Rupiah Perdagangan Pagi Dibuka Menguat ke Rp13.308/USD

Angga Bratadharma    •    Senin, 17 Jul 2017 08:31 WIB
kurs rupiah
Rupiah Perdagangan Pagi Dibuka Menguat ke Rp13.308/USD
Ilustrasi (MI/ROMMY PUJIANTO)

Metrotvnews.com, Jakarta: Gerak nilai tukar rupiah pada perdagangan Senin pagi terpantau menguat dibandingkan dengan perdagangan Jumat sore di posisi Rp13.348 per USD. Sejumlah sentimen positif diperkirakan akan terus berdatangan hari ini dan memberi manfaat bagi nilai tukar rupiah untuk melakukan reli.

Mengutip Bloomberg, Senin 17 Juli 2017, nilai tukar rupiah pada perdagangan pagi dibuka di posisi Rp13.308 per USD. Day range nilai tukar rupiah berada di kisaran Rp13.308 per USD dengan year to date return di minus 0,99 persen. Sedangkan menurut Yahoo Finance, nilai tukar rupiah berada di posisi Rp13.087 per USD.

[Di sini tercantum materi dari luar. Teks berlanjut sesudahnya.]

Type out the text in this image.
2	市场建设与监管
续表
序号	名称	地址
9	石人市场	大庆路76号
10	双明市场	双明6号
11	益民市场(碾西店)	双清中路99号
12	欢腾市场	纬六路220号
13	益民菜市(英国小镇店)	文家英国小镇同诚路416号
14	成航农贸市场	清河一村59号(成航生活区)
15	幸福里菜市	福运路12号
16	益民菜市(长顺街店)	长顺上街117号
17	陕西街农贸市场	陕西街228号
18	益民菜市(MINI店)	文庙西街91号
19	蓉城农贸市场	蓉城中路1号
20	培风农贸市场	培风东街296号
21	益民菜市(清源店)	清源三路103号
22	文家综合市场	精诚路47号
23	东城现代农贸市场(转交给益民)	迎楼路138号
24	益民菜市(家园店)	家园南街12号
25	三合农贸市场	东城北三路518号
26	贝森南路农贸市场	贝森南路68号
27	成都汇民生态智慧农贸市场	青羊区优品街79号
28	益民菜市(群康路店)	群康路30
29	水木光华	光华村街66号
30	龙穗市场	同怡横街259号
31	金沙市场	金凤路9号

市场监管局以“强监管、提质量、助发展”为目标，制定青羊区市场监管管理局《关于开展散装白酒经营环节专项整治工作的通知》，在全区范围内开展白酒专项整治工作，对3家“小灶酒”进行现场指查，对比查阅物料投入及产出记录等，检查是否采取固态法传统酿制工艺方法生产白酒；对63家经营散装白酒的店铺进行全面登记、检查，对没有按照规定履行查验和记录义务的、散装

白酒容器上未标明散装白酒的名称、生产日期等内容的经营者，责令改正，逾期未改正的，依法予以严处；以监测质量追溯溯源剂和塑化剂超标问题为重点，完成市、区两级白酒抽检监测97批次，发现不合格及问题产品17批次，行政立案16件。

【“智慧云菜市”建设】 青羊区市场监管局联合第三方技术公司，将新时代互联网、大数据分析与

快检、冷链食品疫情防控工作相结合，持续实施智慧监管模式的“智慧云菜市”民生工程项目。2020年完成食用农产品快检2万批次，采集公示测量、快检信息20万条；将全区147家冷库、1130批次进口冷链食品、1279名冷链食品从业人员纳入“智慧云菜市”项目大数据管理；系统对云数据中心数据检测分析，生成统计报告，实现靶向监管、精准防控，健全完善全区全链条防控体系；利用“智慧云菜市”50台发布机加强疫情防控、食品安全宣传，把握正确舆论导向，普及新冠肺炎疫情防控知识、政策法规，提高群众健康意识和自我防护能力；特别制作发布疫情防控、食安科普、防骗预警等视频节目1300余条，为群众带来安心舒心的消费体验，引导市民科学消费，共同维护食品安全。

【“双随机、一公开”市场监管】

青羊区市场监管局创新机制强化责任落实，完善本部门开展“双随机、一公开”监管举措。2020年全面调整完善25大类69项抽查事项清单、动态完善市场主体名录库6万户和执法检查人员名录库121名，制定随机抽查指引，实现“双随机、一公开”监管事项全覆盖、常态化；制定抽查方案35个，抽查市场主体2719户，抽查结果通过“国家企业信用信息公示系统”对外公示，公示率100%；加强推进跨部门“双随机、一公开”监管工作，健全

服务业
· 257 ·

Analis Samuel Sekuritas Rangga Cipta mengatakan, di awal minggu ini, penguatan rupiah bisa berlanjut melihat dolar index yang semakin terpuruk serta prospek kembali naiknya surplus neraca perdagangan Indonesia yang akan dirilis Senin siang di mana Bank Indonesia (BI) melihat surplus akan mencapai USD1,4 miliar.

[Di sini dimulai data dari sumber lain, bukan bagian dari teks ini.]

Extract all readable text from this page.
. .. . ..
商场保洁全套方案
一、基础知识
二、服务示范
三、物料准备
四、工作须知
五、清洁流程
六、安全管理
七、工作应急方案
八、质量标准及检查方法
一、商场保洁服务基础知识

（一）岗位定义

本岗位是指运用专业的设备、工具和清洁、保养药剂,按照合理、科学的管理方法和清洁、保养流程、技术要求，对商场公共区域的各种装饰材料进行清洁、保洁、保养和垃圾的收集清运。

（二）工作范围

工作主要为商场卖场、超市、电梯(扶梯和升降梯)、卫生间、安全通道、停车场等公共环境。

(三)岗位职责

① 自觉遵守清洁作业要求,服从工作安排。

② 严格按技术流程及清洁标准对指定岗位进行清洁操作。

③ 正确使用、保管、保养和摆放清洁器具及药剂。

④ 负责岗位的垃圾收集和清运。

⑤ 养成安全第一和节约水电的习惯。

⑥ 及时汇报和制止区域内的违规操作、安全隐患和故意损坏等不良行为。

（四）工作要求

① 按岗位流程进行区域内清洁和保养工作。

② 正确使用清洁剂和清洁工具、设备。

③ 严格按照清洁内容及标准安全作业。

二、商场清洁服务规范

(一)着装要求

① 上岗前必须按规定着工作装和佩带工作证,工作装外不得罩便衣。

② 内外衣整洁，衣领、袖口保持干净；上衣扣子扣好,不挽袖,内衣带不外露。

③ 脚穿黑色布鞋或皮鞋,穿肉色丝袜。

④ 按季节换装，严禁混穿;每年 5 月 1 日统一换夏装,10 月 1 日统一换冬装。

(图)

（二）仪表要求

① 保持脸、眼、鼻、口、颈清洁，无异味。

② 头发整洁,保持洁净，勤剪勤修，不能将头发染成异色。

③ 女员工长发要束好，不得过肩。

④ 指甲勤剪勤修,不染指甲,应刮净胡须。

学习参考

Akan tetapi, lanjut Rangga Cipta, potensi penguatan rupiah bisa tertahan jika European Central Bank (ECB) kembali menegaskan pengurangan stimulusnya pada pertemuan minggu ini. Tidak ditampik, kebijakan bank sentral seperti di Eropa bisa memberikan pengaruh tersendiri bagi pergerakan nilai tukar rupiah.

"Hal itu bisa terjadi walaupun dolar Amerika Serikat (USD) akan terus turun dan pelemahan obligasi global ditakutkan memicu aliran dana asing keluar dari SUN," kata Rangga, seperti dikutip dari riset hariannya, di Jakarta.

Sementara itu, inflasi AS kembali turun dan pergerakan USD semakin tertekan. Setelah inflasi produsen diumumkan melambat, giliaran inflasi konsumen AS yang turun. Itu cukup untuk membuat dolar index kembali turun dalam bersamaan dengan imbal hasil UST.